We just wrapped up roof #7. First one was a 26sq 8:12 & 10:12 two story, penetrations and valleys everywhere... definitely unnerving but I pulled through it and she looks great. So far I've done pretty much everything from a 4:12 to a 12:12 and I'm beginning to get a "feel" for the pitches. I'm not comfortable... but I've adapted. Coming from a fear of heights to a "deep respect" is a nice feeling!

Things I've learned...


Roofs get hot quick.

Wrangler's don't hold up more than a week or two but Carhartt's are nearly bulletproof.

Fixed blade utility knives are the way to go.

Roofing is waterproofing. Period.

4:12 or 12:12, that last step is a big one.

3-Tab's are a bitch.

Bundles are heavier on Monday morning.

Gloves don't last more than a couple days.

Trust your equipment.

Stay on your cushion.


I'm running with a two man crew, me and my boss. We're averaging 10sq-15sq tore off and put back in one 10 hour day on low pitches. We also managed to lay down 7sq in one hour on a 4:12 when threatened with an approaching squall line (and it looked great too!).

So far, I'm loving it. Great money, great workout and I certainly take pride in my work!

There's nothing like driving along with my wife and going "Honey, see that roof there? We just put that on." with a big smile. :thumbup:


PS: How much overhang do most of you guys run over your drip edge with architectural shingles? My boss has a tendency to cut them perfectly flush (I'd assume because it's easier to keep a straight line) but I've heard that at least 3/8" overhang is preferred. It seems like cutting it flush would allow moisture to "roll" under the shingle and get between the drip edge and the underlayment. Is this a correct assumption?


----------



## A1TQC (Aug 19, 2012)

Get you some CougarPaw boots, have replaceable pads that will help footing and pretty comfortable. We use cushions to prevent shingles sliding, not allowed to use sitting or on your knee approach here. If really hot we sometimes use carpet to prevent scarring shingles.


----------



## AnyMonkey (Nov 26, 2012)

A1TQC said:


> Get you some CougarPaw boots, have replaceable pads that will help footing and pretty comfortable. We use cushions to prevent shingles sliding, not allowed to use sitting or on your knee approach here. If really hot we sometimes use carpet to prevent scarring shingles.


 
curious what you mean by not allowed to there? you mean by your company or by workers comp or?


----------



## roofermann (Jul 7, 2012)

Merrel brand trail shoes are the best roofing shoes I've found after 23 years in the biz. I don't like a harness and won't wear one unless OSHA is nearby.
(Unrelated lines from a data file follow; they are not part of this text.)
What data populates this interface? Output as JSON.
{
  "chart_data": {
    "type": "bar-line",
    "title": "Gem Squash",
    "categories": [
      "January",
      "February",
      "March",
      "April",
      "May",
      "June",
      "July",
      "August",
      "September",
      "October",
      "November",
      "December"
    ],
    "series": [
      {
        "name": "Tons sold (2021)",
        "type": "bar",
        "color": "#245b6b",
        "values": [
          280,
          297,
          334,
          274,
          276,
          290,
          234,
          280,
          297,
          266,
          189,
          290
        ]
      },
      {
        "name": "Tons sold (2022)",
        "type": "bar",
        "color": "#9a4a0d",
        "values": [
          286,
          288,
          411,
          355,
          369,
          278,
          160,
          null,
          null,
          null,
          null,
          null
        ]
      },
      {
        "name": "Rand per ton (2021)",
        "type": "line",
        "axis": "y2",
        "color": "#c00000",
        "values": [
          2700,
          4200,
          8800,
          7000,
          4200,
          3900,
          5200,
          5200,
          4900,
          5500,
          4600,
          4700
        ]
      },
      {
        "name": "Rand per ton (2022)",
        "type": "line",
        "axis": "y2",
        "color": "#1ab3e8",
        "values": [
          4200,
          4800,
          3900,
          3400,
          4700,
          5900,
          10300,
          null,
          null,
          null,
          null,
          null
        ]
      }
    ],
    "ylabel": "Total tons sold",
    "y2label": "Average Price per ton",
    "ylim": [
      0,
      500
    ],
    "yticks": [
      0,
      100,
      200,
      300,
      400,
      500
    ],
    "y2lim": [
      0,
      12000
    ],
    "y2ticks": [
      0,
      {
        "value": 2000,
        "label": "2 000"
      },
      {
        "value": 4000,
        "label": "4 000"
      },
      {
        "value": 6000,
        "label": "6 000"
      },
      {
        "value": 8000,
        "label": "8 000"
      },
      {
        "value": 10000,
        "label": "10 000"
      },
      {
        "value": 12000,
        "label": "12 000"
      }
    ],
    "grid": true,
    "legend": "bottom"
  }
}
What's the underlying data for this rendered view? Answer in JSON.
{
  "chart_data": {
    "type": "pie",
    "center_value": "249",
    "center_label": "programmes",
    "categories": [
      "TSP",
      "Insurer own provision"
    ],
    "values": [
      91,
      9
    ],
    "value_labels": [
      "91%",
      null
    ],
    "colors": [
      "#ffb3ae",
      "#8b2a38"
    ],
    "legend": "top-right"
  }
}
Cushions and early starts are the way to deal with the heat. If you're that scared, maybe being up high isn't a good career path.:thumbup:


----------



## John's Roofing (Nov 16, 2011)

Had a question for Roofermann in Virginia. His comment about fall protection.....Does OSHA inform you they are in the area? There are other ways to meet OSHA fall protection besides wearing a harness. Safety should be our # 1 concern....followed by Quality Work....


----------